Militante communiste, pour l’union de la gauche
En effet, pour l’adhérente du PCF, qui intègre très vite la direction de la section de La Mure, la présence agissante des militants communistes au sein de toutes les luttes sociales et de toutes les formes de regroupement revendicatif et progressiste est la clef indispensable de leur succès et du rayonnement idéologique du Parti.
En toutes circonstances, recherche de l’union la plus étendue, élargissement de la sphère d’influence, dépassement du sectarisme sont ses lignes de conduite. En découle son engagement total et inconditionnel dans toutes les tentatives d’union de la gauche. Sans oublier quelques vigoureux débats au sein de la section… et de nombreuses désillusions qui ne parviennent toutefois jamais à éteindre durablement son optimisme en la matière.
Le travail militant de terrain, à la base, au contact direct de la population, au sein des diverses communautés locales, est l’affaire de Jacqueline. Les charges électives ne l’attirent pas particulièrement, bien qu’elle ait, par discipline, assumé pendant deux mandats les peu gratifiantes fonctions de conseillère municipale d’opposition à La Mure.

Le recrutement de nouveaux adhérents, la diffusion militante de la presse communiste et notamment de l’Humanité dimanche dont elle a assuré la coordination pendant de longues années, la mise en œuvre des actions de financement et de visibilisation du parti (lotos, bals, présence aux manifestations locales, fête annuelle de la section, au bord du lac de Pierre-Châtel, d’abord, puis au col de Malissol) constituent les domaines où elle s’illustre tout particulièrement. Sa proximité avec les diverses couches de la population locale, la multitude de ses engagements, en font une personnalité incontournable, connue et appréciée de beaucoup.

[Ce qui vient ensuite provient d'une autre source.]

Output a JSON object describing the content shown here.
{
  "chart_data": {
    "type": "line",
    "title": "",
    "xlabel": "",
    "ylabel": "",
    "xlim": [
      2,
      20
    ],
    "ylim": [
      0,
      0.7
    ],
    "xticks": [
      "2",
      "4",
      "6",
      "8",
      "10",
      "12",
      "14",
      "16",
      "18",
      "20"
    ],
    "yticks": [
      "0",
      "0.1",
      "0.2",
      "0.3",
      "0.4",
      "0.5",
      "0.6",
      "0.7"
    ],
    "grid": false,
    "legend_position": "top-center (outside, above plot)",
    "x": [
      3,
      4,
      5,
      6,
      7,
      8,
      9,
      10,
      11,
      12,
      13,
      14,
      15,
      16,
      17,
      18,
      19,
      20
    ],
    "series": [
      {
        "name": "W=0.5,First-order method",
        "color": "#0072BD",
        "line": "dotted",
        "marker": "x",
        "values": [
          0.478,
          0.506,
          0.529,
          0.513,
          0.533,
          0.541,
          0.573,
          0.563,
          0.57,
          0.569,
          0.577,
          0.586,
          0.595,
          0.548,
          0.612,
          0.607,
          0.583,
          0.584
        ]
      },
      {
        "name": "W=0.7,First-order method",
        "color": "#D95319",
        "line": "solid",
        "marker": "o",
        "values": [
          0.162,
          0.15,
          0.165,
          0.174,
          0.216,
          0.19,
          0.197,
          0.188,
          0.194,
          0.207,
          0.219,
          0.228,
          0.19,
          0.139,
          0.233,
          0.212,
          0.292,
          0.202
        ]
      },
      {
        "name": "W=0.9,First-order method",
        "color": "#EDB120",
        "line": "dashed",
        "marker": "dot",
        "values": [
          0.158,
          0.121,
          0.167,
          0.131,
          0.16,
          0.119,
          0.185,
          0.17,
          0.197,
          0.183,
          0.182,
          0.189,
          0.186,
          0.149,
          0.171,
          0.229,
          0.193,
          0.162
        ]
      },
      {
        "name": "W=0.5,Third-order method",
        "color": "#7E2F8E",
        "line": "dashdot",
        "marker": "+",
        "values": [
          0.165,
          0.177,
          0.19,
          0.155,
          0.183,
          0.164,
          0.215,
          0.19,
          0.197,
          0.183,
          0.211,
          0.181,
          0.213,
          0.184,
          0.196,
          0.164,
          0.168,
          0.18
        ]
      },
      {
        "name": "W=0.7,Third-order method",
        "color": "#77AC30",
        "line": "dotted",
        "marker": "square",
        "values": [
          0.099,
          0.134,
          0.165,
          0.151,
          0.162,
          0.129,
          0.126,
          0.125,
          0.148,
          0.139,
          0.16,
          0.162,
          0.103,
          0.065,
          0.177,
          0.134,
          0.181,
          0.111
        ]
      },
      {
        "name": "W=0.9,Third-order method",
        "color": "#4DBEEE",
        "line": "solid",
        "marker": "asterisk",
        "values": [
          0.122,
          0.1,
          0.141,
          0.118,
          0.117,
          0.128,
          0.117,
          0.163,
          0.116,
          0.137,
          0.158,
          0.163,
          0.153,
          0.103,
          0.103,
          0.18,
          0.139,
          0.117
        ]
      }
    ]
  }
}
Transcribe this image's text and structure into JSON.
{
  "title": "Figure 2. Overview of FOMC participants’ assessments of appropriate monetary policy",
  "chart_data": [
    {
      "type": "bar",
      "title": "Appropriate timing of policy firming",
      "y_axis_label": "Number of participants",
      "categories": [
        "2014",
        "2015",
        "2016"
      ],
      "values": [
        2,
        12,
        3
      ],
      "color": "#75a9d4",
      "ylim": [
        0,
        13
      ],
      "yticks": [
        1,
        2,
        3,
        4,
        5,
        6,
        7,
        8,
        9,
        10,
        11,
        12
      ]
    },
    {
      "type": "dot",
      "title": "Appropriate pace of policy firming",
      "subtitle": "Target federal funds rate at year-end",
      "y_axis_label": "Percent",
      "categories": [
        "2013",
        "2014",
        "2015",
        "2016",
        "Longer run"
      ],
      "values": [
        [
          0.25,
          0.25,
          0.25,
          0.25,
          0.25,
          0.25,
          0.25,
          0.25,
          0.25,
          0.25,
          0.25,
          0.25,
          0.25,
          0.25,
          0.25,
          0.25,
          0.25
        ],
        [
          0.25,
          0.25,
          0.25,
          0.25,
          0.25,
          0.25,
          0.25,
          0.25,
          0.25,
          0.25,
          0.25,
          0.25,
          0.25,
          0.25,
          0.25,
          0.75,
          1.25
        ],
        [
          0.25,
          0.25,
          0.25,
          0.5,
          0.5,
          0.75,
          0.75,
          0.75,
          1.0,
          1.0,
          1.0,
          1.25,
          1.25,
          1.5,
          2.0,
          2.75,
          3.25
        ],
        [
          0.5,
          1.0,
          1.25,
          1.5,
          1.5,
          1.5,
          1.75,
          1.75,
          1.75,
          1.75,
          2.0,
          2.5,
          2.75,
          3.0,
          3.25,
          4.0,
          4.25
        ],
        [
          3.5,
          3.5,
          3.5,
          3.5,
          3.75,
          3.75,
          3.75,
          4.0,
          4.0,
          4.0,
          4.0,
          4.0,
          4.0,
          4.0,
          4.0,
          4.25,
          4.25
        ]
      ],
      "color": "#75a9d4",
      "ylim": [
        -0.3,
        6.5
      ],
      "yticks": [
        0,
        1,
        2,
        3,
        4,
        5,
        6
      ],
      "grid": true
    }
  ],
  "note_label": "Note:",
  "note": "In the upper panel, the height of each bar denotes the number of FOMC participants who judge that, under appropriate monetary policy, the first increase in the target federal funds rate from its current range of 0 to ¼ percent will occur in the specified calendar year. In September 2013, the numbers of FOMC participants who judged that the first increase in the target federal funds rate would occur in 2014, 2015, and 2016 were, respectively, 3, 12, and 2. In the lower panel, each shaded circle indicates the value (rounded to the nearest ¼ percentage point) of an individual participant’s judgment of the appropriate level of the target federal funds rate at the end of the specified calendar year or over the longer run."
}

Pendant de nombreuses années, elle consacre plusieurs semaines, au printemps, en compagnie notamment de son complice Paul Moisand, à faire de longues tournées à domicile et chez les artisans et commerçants pour y placer les carnets de la tombola qui assure à la section une grande partie de ses moyens financiers. Personne n’a jamais égalé le montant de leur collecte.
De toutes les luttes
Présente à leurs côtés, tout au long des multiples luttes des mineurs, en particulier pour la poursuite de l’activité des houillères, Jacqueline ressent, indirectement mais durement les effets de déprise économique et sociale résultant de l’arrêt de l’exploitation. Elle redouble d’activité, avec ses camarades, pour tenter d’en atténuer les effets.
Ces dernières années, profondément touchée et révoltée par le sort réservé aux personnes chassées de leur pays par la guerre et la misère, et les dérives racistes et xénophobes de notre société, elle s’engage sans compter auprès du collectif matheysin d’aide aux migrants. Elle ne se limite pas à l’hébergement temporaire, à son domicile, de nombre d’entre eux, mais assure également un suivi social et culturel. Les très émouvants témoignages émanant de personnes de toutes nationalités qu’elle a accueillies, lors de ses obsèques, en attestent.
Fidèle à son Parti et à ses convictions, elle a milité jusqu’à ses dernières forces.